Winning this award feels amazing. It’s given me confidence to own my unique life experiences, my neurodiverse mind and my unapologetic ambition. I hope my story proves the fact that game-changing revolutions can come from anywhere.
Commenting on her respiratory device and award, Susan Kelly of Respiratory Analytics said:
It’s a terrifying thing to experience and witness when your loved ones are having life-threatening asthma attacks. Inhaled medications are the cornerstone of asthma management and I’ve seen how difficult it is to get inhaler techniques right to optimise these drugs which is why this innovation was born.
It’s been very hard to keep winning the Innovate UK award a secret! My family are almost as excited as I am, and I can’t wait to get started.
New generation of women
Emily Nott, Head of Equality, Diversity and Inclusion Programmes at Innovate UK said:
Each year I am blown away by the brilliant ideas and talent we uncover through our Women in Innovation programme. Despite these challenging economic times, this year’s winners have shown great leadership, passion and resilience in driving their innovations forward.
Innovate UK will work alongside them now to ensure they have the resources and support required to grow and scale their businesses, while encouraging a new generation of women to get involved in innovation, pursue their ambitions and transform our economy and society.
Making a real difference
Indro Mukerjee, CEO of Innovate UK, said:
The Innovate UK Women in Innovation programme is an important part of our many activities to make a real difference to the talent and skills pipeline for UK business innovation by inspiring, involving and investing in greater diversity.
I warmly congratulate all the Women in Innovation Award winners and look forward to keeping in touch as they progress.
Science, Innovation and Technology Secretary Michelle Donelan said:
Backing the UK’s brilliant female scientists, innovators and entrepreneurs is just common sense. The wider a talent pool we can bring to bear on some of the biggest challenges facing the world today, the more solutions we will find, as proved by the inspiring innovations outlined today, from bionic arms for amputees to game-changing antibiotics.
My congratulations to all 50 of this year’s winners. Pioneering ideas like theirs will open the door to everything from greater productivity to better healthcare, ultimately creating jobs and economic growth.
About Women in Innovation
Innovate UK launched Women in Innovation in 2016, after research revealed that just one in seven applications for Innovate UK support came from women. £250 billion of new value could be added to the UK economy if women started and scaled new businesses at the same rate as men.
Since then, it has invested £7.6 million in over 160 trailblazing women and convened a vibrant community of over 9,500 business leaders, ambassadors, and allies. The award programme empowers women business leaders to develop commercially successful solutions to major social, environmental, and economic challenges. Women in Innovation is part of Innovate UK’s commitment to promote greater diversity and inclusion in business innovation.

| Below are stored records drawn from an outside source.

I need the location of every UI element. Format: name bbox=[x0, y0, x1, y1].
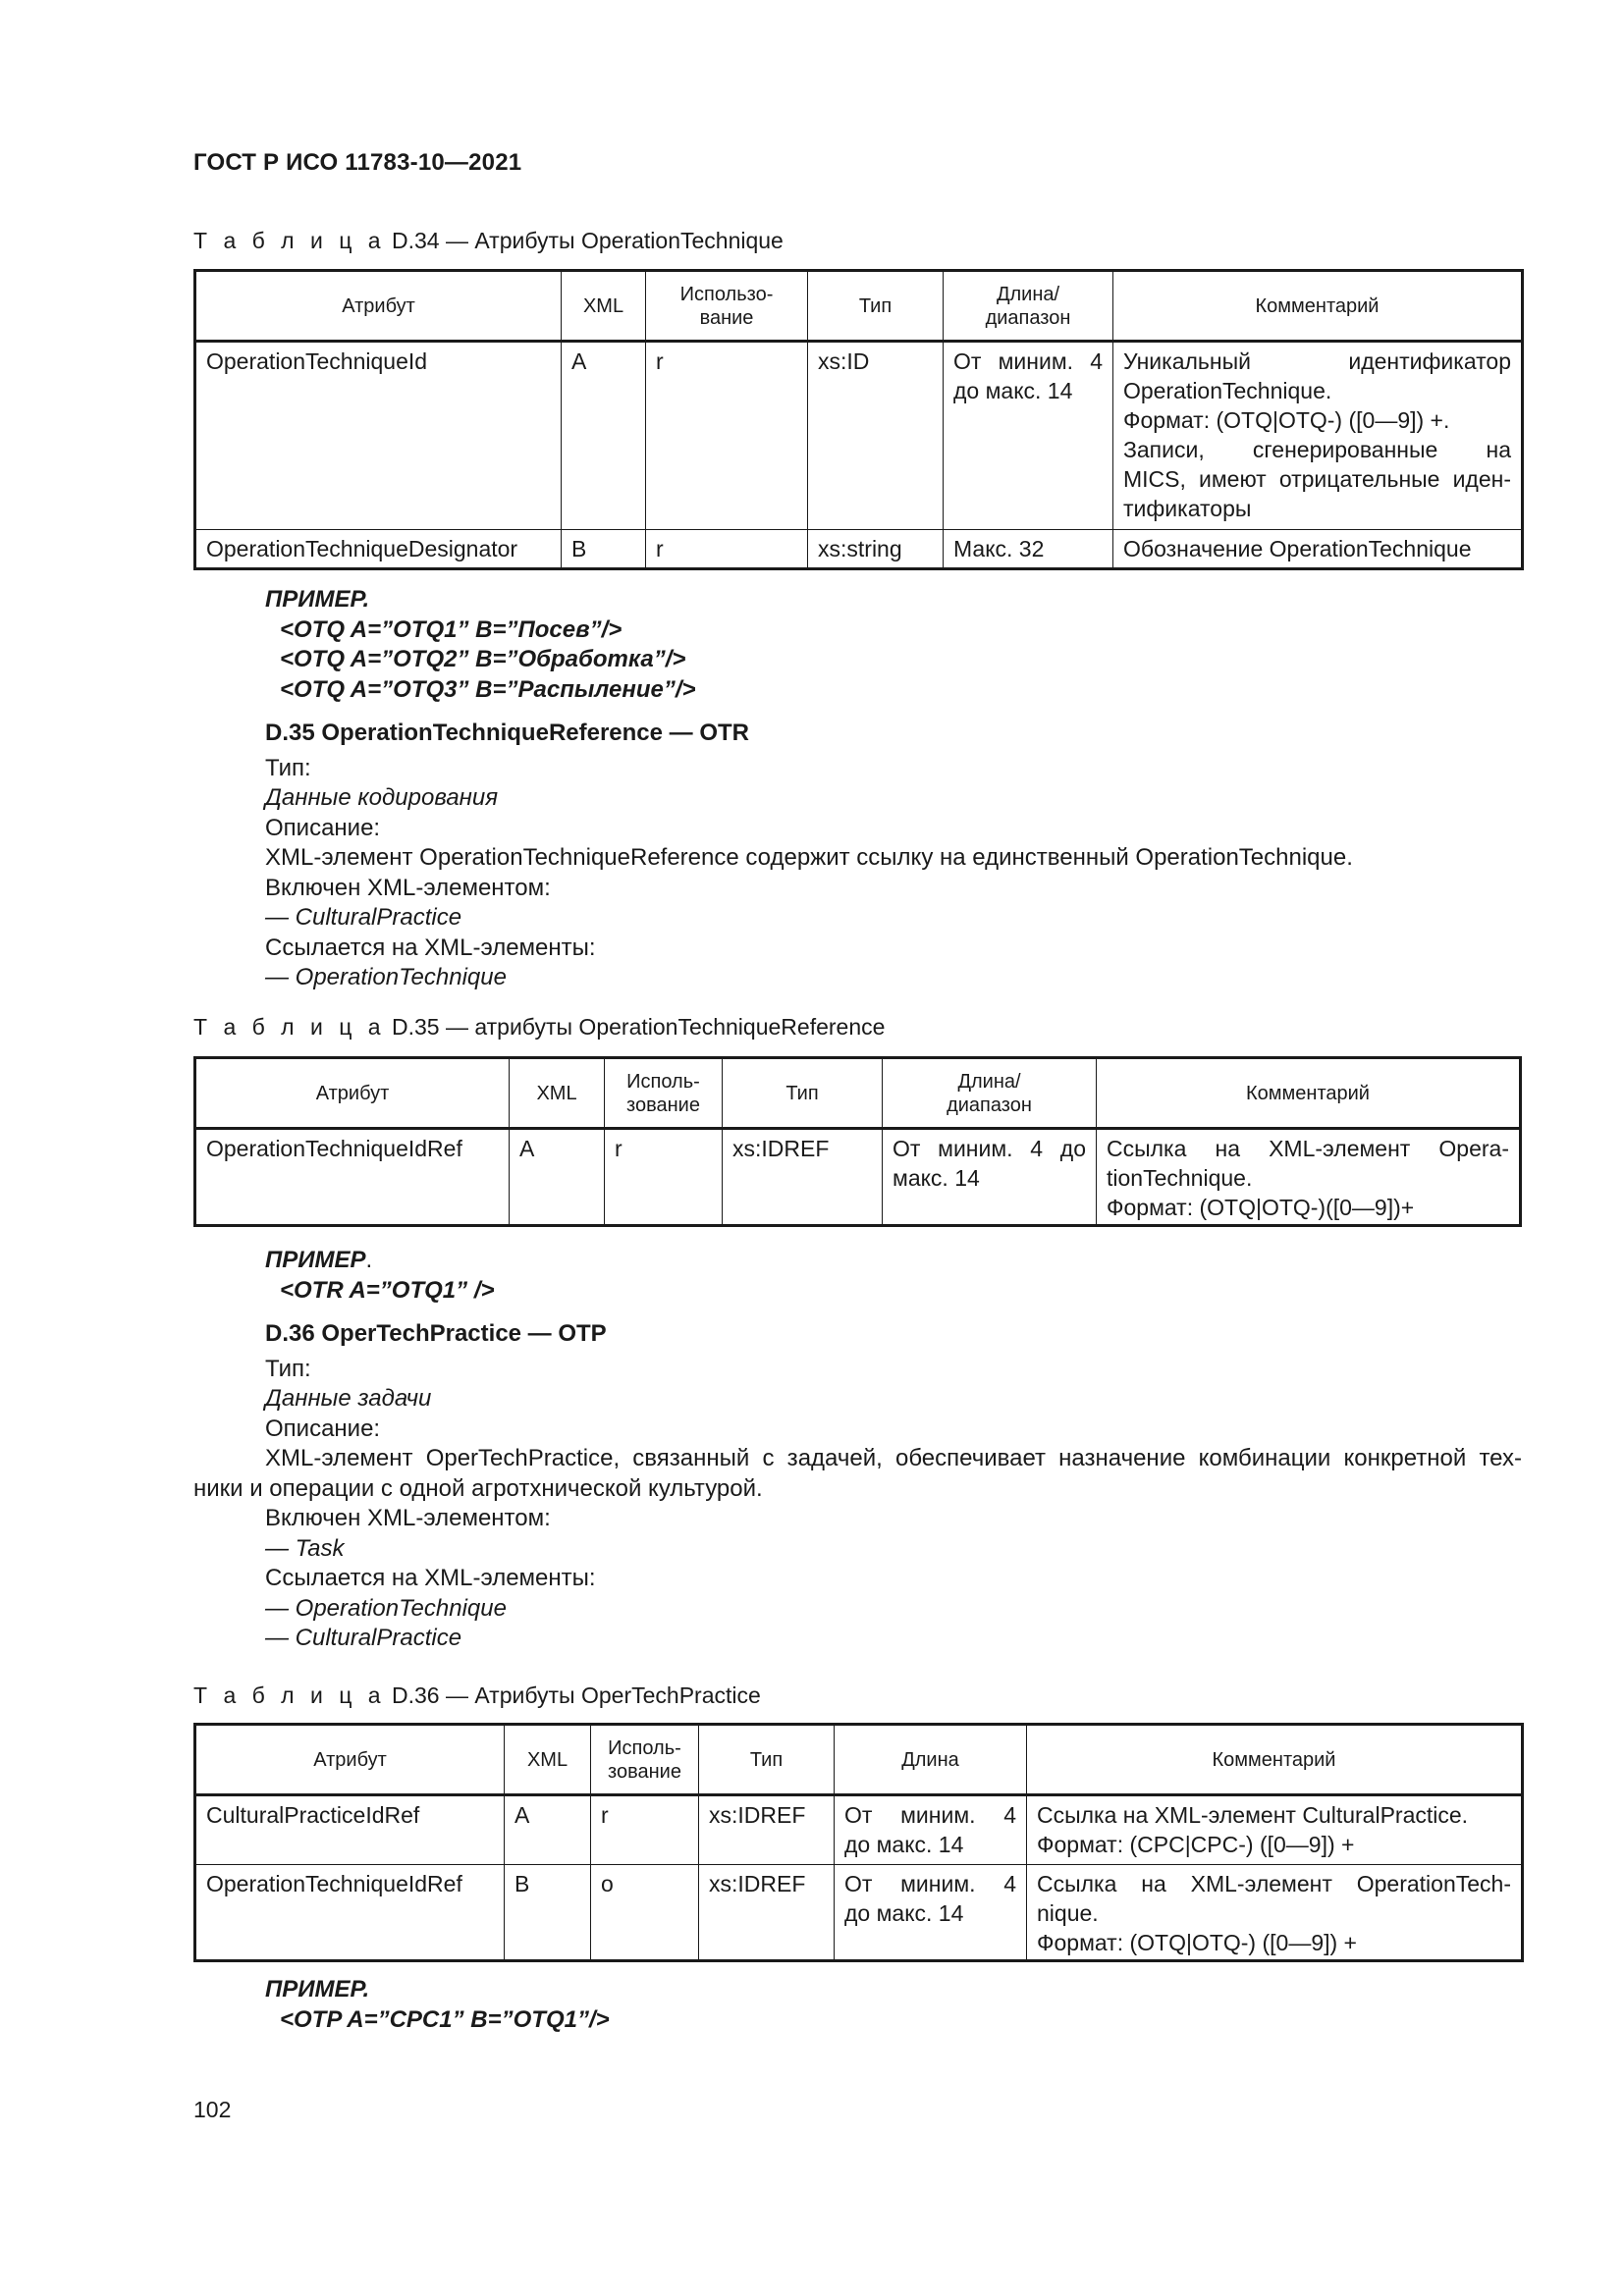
table-header-row bbox=[195, 1058, 1521, 1129]
table-cell: Макс. 32 bbox=[944, 530, 1113, 569]
example-code-line: <OTR A=”OTQ1” /> bbox=[280, 1276, 495, 1304]
col-header: Использо- вание bbox=[646, 271, 808, 342]
table-cell: r bbox=[591, 1795, 699, 1865]
table-cell: A bbox=[510, 1129, 605, 1226]
table-cell-comment: Ссылка на XML-элемент OperationTech- nique. Формат: (OTQ|OTQ-) ([0—9]) + bbox=[1027, 1865, 1523, 1961]
included-label: Включен XML-элементом: bbox=[265, 1505, 551, 1531]
section-text-2: ПРИМЕР. <OTR A=”OTQ1” /> D.36 OperTechPractice — OTP Тип: Данные задачи Описание: XML-элемент OperTechPractice, связанный с задачей, обеспечивает назначение комбинации конкретной тех- ники и операции с одной агротхнической культурой. Включен XML-элементом: — Task Ссылается на XML-элементы: — OperationTechnique — CulturalPractice bbox=[265, 1246, 1522, 1654]
table-caption-d36: Т а б л и ц а D.36 — Атрибуты OperTechPractice bbox=[193, 1682, 761, 1708]
col-header: Атрибут bbox=[195, 1058, 510, 1129]
refs-label: Ссылается на XML-элементы: bbox=[265, 934, 596, 961]
page-number: 102 bbox=[193, 2097, 232, 2122]
table-cell: OperationTechniqueIdRef bbox=[195, 1865, 505, 1961]
table-cell-comment: Ссылка на XML-элемент CulturalPractice. Формат: (CPC|CPC-) ([0—9]) + bbox=[1027, 1795, 1523, 1865]
table-cell: xs:IDREF bbox=[699, 1865, 835, 1961]
type-value: Данные кодирования bbox=[265, 784, 499, 811]
table-cell: o bbox=[591, 1865, 699, 1961]
table-cell: B bbox=[505, 1865, 591, 1961]
col-header: Тип bbox=[808, 271, 944, 342]
col-header: XML bbox=[505, 1725, 591, 1795]
refs-label: Ссылается на XML-элементы: bbox=[265, 1565, 596, 1591]
table-cell: xs:string bbox=[808, 530, 944, 569]
table-cell: A bbox=[505, 1795, 591, 1865]
table-row bbox=[195, 1865, 1523, 1961]
col-header: Длина/ диапазон bbox=[883, 1058, 1097, 1129]
table-row bbox=[195, 1129, 1521, 1226]
col-header: Длина bbox=[835, 1725, 1027, 1795]
table-cell-comment: Ссылка на XML-элемент Opera- tionTechnique. Формат: (OTQ|OTQ-)([0—9])+ bbox=[1097, 1129, 1521, 1226]
col-header: Тип bbox=[699, 1725, 835, 1795]
section-text-1 bbox=[265, 585, 1522, 993]
section-heading-d35: D.35 OperationTechniqueReference — OTR bbox=[265, 720, 749, 746]
section-heading-d36: D.36 OperTechPractice — OTP bbox=[265, 1320, 607, 1347]
type-label: Тип: bbox=[265, 1355, 311, 1382]
table-cell: От миним. 4 до макс. 14 bbox=[835, 1795, 1027, 1865]
table-caption-d35: Т а б л и ц а D.35 — атрибуты OperationTechniqueReference bbox=[193, 1014, 886, 1040]
included-label: Включен XML-элементом: bbox=[265, 874, 551, 901]
col-header: Комментарий bbox=[1097, 1058, 1521, 1129]
col-header: Атрибут bbox=[195, 1725, 505, 1795]
table-row bbox=[195, 1795, 1523, 1865]
table-row bbox=[195, 530, 1523, 569]
table-cell-comment: Уникальный идентификатор OperationTechnique. Формат: (OTQ|OTQ-) ([0—9]) +. Записи, сгенерированные на MICS, имеют отрицательные иден- тификаторы bbox=[1113, 342, 1523, 530]
col-header: Атрибут bbox=[195, 271, 562, 342]
table-cell: Обозначение OperationTechnique bbox=[1113, 530, 1523, 569]
col-header: Исполь- зование bbox=[605, 1058, 723, 1129]
table-d34 bbox=[193, 269, 1524, 570]
example-code-line: <OTQ A=”OTQ1” B=”Посев”/> bbox=[280, 615, 623, 643]
example-label: ПРИМЕР. bbox=[265, 1976, 370, 2002]
table-cell: r bbox=[646, 342, 808, 530]
table-d36 bbox=[193, 1723, 1524, 1962]
example-code-line: <OTQ A=”OTQ3” B=”Распыление”/> bbox=[280, 675, 696, 703]
table-header-row bbox=[195, 271, 1523, 342]
col-header: XML bbox=[510, 1058, 605, 1129]
description-text: XML-элемент OperationTechniqueReference содержит ссылку на единственный OperationTechnique. bbox=[265, 844, 1353, 871]
refs-item: — CulturalPractice bbox=[265, 1625, 462, 1651]
example-label: ПРИМЕР bbox=[265, 1247, 366, 1273]
table-header-row bbox=[195, 1725, 1523, 1795]
description-text-cont: ники и операции с одной агротхнической культурой. bbox=[193, 1474, 763, 1502]
table-caption-d34: Т а б л и ц а D.34 — Атрибуты OperationTechnique bbox=[193, 228, 784, 253]
example-code-line: <OTP A=”CPC1” B=”OTQ1”/> bbox=[280, 2005, 610, 2033]
table-cell: OperationTechniqueDesignator bbox=[195, 530, 562, 569]
col-header: Длина/ диапазон bbox=[944, 271, 1113, 342]
table-cell: CulturalPracticeIdRef bbox=[195, 1795, 505, 1865]
table-cell: От миним. 4 до макс. 14 bbox=[944, 342, 1113, 530]
type-label: Тип: bbox=[265, 754, 311, 781]
description-text: XML-элемент OperTechPractice, связанный с задачей, обеспечивает назначение комбинации конкретной тех- bbox=[265, 1445, 1522, 1471]
table-cell: B bbox=[562, 530, 646, 569]
table-cell: A bbox=[562, 342, 646, 530]
table-cell: xs:IDREF bbox=[723, 1129, 883, 1226]
example-code-line: <OTQ A=”OTQ2” B=”Обработка”/> bbox=[280, 646, 686, 672]
col-header: Комментарий bbox=[1113, 271, 1523, 342]
col-header: Исполь- зование bbox=[591, 1725, 699, 1795]
col-header: Тип bbox=[723, 1058, 883, 1129]
table-cell: OperationTechniqueIdRef bbox=[195, 1129, 510, 1226]
table-cell: r bbox=[605, 1129, 723, 1226]
table-cell: От миним. 4 до макс. 14 bbox=[883, 1129, 1097, 1226]
included-item: — Task bbox=[265, 1534, 345, 1562]
document-header: ГОСТ Р ИСО 11783-10—2021 bbox=[193, 149, 522, 176]
table-cell: xs:IDREF bbox=[699, 1795, 835, 1865]
refs-item: — OperationTechnique bbox=[265, 1594, 507, 1622]
section-text-3 bbox=[265, 1975, 1522, 2035]
description-label: Описание: bbox=[265, 1415, 381, 1442]
table-cell: r bbox=[646, 530, 808, 569]
included-item: — CulturalPractice bbox=[265, 904, 462, 931]
table-row bbox=[195, 342, 1523, 530]
table-d35 bbox=[193, 1056, 1522, 1227]
table-cell: xs:ID bbox=[808, 342, 944, 530]
col-header: XML bbox=[562, 271, 646, 342]
example-label: ПРИМЕР. bbox=[265, 586, 370, 613]
refs-item: — OperationTechnique bbox=[265, 964, 507, 990]
col-header: Комментарий bbox=[1027, 1725, 1523, 1795]
table-cell: От миним. 4 до макс. 14 bbox=[835, 1865, 1027, 1961]
description-label: Описание: bbox=[265, 814, 381, 841]
table-cell: OperationTechniqueId bbox=[195, 342, 562, 530]
type-value: Данные задачи bbox=[265, 1385, 432, 1412]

Each year, the programme identifies women with innovative, high-potential ideas and ambitious plans that will inspire others. The programme is open to women founders, co-founders or senior decision makers working in businesses that have been operating for at least one year. The award winners each receive a £50,000 grant and a bespoke package of mentoring, coaching and business support.
Since launching Women in Innovation, the number of women leading applications for Innovate UK support has increased by 70%. The Women in Innovation Awards 2022 and 2023 will build on this success.